Le WAIC est ouvert à l'international. En 2026, l'organisation annonce plus de 1 400 invités issus de gouvernements, entreprises et laboratoires du monde entier, dont des représentants européens et américains. La conférence inclut un volet académique (WAICA) et des expositions produit accessibles aux délégations étrangères. Des synthèses en anglais sont disponibles pour suivre les annonces à distance.
La WAICO, si elle est créée, s'imposera-t-elle aux entreprises françaises ?
Non, pas directement. Les entreprises opérant en France restent soumises au droit européen — notamment l'EU AI Act — qui prime sur tout standard international non ratifié par l'UE. En revanche, la WAICO pourrait influencer les standards ISO et ITU qui servent de référence aux acheteurs publics et à certains secteurs régulés. C'est un risque de divergence normative à surveiller, pas une obligation directe pour les entreprises françaises.

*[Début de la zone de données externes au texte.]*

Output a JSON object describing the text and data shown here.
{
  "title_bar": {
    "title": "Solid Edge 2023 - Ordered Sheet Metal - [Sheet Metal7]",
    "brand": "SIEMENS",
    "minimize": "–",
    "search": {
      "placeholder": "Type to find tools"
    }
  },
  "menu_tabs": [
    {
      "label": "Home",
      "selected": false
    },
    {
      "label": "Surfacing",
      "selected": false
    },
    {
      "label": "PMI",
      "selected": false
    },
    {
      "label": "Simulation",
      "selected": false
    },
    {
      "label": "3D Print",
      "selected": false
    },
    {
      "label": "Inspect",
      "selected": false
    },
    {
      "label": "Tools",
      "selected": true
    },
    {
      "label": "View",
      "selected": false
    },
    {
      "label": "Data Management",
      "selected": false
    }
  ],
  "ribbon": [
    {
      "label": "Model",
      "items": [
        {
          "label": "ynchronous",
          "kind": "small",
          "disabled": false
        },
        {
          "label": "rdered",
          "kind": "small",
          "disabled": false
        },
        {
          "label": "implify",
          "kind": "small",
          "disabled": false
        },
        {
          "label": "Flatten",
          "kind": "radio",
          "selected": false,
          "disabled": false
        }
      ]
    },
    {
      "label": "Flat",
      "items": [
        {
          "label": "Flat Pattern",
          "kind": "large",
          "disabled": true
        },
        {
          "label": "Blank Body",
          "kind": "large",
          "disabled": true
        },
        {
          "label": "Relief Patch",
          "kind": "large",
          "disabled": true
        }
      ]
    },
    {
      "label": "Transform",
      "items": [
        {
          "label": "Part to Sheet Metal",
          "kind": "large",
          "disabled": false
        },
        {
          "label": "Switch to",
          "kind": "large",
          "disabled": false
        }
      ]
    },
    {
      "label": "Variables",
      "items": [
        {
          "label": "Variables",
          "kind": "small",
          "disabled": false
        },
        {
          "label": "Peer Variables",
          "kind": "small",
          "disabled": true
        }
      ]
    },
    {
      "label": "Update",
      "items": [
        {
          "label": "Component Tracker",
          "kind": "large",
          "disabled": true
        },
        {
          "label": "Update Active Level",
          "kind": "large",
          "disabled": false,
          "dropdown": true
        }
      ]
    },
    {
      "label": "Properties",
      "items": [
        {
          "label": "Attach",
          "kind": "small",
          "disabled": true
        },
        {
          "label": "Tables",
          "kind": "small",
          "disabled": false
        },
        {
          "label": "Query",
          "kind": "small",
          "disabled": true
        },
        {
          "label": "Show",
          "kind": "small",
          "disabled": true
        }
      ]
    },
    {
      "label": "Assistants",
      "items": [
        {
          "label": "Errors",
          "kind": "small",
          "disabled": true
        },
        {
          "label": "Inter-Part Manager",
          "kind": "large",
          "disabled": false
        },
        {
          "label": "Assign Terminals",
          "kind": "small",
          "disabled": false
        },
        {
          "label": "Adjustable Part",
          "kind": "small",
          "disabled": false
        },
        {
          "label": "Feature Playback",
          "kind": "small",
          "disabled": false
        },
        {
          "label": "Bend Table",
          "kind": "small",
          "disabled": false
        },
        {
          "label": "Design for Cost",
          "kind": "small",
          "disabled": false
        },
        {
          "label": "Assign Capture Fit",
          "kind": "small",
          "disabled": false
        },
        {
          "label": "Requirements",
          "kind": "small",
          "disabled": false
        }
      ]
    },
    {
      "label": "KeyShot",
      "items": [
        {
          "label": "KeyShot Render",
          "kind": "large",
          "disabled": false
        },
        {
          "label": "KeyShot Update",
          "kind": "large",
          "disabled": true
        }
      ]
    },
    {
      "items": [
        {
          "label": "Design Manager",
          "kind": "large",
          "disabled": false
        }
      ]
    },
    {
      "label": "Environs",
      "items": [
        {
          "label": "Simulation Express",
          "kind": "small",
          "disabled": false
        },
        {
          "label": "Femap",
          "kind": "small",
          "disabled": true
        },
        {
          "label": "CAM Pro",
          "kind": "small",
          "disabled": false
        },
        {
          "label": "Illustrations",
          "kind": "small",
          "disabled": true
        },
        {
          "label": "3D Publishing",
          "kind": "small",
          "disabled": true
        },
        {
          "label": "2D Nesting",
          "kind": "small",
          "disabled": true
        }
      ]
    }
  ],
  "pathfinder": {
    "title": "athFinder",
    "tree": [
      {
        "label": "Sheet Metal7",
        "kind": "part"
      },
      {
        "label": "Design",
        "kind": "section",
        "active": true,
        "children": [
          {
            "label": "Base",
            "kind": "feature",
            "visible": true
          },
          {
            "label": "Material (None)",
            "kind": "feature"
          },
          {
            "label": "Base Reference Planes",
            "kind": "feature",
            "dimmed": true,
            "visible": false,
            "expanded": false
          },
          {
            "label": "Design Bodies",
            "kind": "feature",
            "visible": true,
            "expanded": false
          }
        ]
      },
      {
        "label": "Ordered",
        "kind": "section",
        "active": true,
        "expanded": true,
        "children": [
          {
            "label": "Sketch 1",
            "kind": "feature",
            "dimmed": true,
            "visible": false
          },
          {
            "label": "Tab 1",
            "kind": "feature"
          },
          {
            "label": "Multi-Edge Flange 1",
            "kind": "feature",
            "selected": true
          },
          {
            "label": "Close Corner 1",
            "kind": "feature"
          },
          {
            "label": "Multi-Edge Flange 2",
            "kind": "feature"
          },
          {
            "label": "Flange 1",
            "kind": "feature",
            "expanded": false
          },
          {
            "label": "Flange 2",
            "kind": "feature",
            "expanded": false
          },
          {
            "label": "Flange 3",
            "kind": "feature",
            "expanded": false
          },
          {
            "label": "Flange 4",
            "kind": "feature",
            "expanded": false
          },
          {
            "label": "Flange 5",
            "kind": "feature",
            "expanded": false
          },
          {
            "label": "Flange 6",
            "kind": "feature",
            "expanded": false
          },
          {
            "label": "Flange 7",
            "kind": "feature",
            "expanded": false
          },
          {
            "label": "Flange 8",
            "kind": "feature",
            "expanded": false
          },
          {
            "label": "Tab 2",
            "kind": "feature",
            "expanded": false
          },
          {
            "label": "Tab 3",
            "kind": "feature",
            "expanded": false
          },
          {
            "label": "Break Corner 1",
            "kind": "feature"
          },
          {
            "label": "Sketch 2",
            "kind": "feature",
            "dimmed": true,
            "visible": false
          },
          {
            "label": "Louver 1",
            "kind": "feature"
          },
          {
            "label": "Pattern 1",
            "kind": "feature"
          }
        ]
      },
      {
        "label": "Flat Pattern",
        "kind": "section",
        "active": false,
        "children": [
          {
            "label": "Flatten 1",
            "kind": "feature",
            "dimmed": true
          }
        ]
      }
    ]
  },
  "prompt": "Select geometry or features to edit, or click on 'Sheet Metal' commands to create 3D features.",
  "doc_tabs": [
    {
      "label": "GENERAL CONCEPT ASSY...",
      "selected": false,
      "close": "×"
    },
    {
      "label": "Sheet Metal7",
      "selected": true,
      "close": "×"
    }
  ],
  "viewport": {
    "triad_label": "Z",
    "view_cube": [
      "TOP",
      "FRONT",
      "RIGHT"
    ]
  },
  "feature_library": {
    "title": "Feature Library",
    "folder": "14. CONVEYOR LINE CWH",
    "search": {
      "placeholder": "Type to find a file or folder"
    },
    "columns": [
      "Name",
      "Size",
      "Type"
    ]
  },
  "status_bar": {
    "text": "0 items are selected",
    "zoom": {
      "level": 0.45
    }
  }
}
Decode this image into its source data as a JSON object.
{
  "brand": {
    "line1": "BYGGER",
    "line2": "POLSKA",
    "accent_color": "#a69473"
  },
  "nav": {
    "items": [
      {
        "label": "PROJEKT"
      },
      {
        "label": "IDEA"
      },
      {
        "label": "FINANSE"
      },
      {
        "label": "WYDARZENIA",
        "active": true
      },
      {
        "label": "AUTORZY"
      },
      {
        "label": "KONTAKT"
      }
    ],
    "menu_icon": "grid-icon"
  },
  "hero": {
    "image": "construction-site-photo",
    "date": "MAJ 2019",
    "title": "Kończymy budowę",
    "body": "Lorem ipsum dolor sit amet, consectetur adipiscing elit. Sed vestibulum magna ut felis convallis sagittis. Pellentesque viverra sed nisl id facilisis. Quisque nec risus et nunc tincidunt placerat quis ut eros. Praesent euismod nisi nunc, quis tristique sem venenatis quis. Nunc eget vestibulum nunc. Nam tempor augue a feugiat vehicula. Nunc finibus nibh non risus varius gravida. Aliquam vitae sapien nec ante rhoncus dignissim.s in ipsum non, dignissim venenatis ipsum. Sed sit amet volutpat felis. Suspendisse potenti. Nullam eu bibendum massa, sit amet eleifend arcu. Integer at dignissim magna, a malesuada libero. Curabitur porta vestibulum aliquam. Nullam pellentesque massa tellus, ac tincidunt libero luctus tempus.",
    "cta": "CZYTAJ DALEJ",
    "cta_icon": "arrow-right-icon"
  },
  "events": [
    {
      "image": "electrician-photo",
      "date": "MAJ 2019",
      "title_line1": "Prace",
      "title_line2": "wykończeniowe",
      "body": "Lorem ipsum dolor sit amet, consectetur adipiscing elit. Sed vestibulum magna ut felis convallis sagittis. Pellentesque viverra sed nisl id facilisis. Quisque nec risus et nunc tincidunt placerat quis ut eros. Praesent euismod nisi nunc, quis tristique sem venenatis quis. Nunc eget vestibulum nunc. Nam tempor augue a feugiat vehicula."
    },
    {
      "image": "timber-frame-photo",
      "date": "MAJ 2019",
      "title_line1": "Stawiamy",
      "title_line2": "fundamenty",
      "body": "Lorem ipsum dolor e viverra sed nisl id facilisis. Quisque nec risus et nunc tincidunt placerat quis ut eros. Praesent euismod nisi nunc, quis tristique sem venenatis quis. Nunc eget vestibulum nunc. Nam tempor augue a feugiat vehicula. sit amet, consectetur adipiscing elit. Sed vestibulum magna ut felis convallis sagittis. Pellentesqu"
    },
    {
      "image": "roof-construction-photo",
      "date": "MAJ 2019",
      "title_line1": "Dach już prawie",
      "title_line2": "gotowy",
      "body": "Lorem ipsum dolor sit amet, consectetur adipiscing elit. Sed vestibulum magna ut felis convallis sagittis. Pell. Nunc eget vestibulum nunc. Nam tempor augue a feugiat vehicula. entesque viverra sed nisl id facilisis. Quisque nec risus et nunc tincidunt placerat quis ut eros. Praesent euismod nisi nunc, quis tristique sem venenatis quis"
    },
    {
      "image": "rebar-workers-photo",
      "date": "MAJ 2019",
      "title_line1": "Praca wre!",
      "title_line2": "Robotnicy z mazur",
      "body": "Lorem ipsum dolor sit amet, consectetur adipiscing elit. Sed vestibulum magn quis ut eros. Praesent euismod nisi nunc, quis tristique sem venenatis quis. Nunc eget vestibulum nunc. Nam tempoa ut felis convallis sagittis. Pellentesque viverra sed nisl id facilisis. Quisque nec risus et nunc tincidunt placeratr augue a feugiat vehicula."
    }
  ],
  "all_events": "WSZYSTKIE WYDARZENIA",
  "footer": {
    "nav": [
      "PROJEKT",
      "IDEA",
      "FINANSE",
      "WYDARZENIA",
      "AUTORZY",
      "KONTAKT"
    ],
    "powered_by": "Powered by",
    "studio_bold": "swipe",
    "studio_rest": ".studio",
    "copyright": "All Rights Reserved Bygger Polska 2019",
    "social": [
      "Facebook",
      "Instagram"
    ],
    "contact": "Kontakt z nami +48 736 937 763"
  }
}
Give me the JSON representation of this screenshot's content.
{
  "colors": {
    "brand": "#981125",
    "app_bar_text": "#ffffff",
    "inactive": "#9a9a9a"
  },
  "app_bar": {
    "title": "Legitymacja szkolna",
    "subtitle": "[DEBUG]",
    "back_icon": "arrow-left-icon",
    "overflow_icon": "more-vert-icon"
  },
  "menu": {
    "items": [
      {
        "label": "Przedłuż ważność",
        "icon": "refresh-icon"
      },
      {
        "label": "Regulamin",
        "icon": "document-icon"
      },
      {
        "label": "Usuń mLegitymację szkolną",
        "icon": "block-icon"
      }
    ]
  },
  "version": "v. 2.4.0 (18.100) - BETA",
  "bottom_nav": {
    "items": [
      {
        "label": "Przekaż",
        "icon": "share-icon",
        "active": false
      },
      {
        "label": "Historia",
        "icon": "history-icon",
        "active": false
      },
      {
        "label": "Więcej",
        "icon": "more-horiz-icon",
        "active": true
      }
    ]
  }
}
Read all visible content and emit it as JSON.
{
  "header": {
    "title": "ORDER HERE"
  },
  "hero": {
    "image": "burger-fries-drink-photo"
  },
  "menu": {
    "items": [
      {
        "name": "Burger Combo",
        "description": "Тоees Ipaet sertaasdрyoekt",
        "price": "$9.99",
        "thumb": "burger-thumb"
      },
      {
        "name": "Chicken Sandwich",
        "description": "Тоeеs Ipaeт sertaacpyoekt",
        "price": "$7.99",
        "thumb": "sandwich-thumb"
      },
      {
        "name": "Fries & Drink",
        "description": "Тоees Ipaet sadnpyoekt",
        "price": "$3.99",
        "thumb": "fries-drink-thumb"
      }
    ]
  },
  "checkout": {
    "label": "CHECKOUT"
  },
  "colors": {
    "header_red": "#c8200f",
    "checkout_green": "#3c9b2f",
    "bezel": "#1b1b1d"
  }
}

Les modèles IA annoncés au WAIC 2026 seront-ils disponibles rapidement en Europe ?
Généralement oui. Les modèles open source publiés lors du WAIC (ou dans les jours suivants) sont téléchargeables sur HuggingFace sous quelques jours. Les APIs propriétaires de Baidu, Alibaba ou ByteDance sont accessibles depuis l'Europe via des endpoints internationaux. Les contraintes restent d'ordre juridique — données, RGPD, loi de renseignement chinoise — plutôt que technique.
Comment savoir si mes outils IA d'origine chinoise sont concernés par la loi de renseignement de 2015 ?
Le critère déterminant est l'entité qui développe et opère le modèle : si c'est une entreprise enregistrée en Chine (Alibaba, ByteDance, Baidu, DeepSeek Ltd.), la loi de 2015 lui est applicable quelle que soit la localisation physique des serveurs. Si vous utilisez uniquement les poids open source d'un modèle chinois déployés sur votre propre infrastructure européenne, vos données restent hors du champ de cette obligation.
Faut-il renoncer aux modèles IA chinois dans un contexte de fracture géopolitique ?
Pas nécessairement — mais cela demande une analyse au cas par cas. Les modèles open source déployés en local présentent un profil de risque très différent des APIs propriétaires en cloud chinois. Le rapport qualité/prix reste attractif pour des usages non sensibles. La règle de base : ne jamais exposer des données confidentielles, personnelles ou stratégiques à une API dont vous ne maîtrisez pas l'infrastructure, quelle que soit son origine géographique.